Ballistic to diffusive crossover of heat flow in graphene ribbons

TL;DR

This study investigates heat transport in graphene nanostructures, revealing a transition from ballistic to diffusive regimes influenced by dimensions and edge disorder, with implications for thermal management in nanoscale devices.

Contribution

It demonstrates the crossover from ballistic to diffusive heat flow in graphene ribbons and quantifies how width and edge disorder control thermal conductivity.

Findings

Short graphene samples reach ~35% of ballistic conductance at room temperature.

GNRs exhibit width-dependent thermal conductivity scaling as W^{1.8}.
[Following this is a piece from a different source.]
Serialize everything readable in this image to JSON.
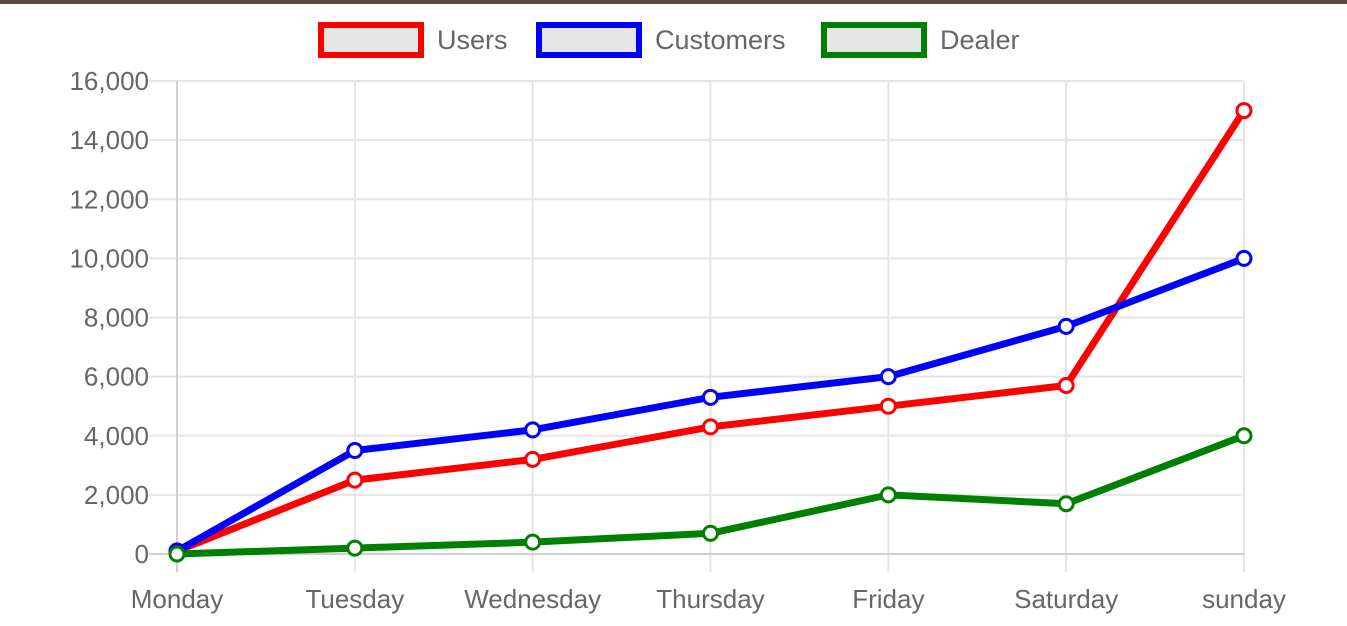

Thermal conductivity in 65-nm GNRs is about 100 W/m/K.

Abstract

Heat flow in nanomaterials is an important area of study, with both fundamental and technological implications. However, little is known about heat flow in two-dimensional (2D) devices or interconnects with dimensions comparable to the phonon mean free path (mfp). Here, we find that short, quarter-micron graphene samples reach ~35% of the ballistic heat conductance limit up to room temperature, enabled by the relatively large phonon mfp (~100 nm) in substrate-supported graphene. In contrast, patterning similar samples into nanoribbons (GNRs) leads to a diffusive heat flow regime that is controlled by ribbon width and edge disorder. In the edge-controlled regime, the GNR thermal conductivity scales with width approximately as ~W^{1.8+/-0.3}, being about 100 W/m/K in 65-nm-wide GNRs, at room temperature. Manipulation of device dimensions on the scale of the phonon mfp can be used to achieve full control of their heat-carrying properties, approaching fundamentally limited upper or lower bounds.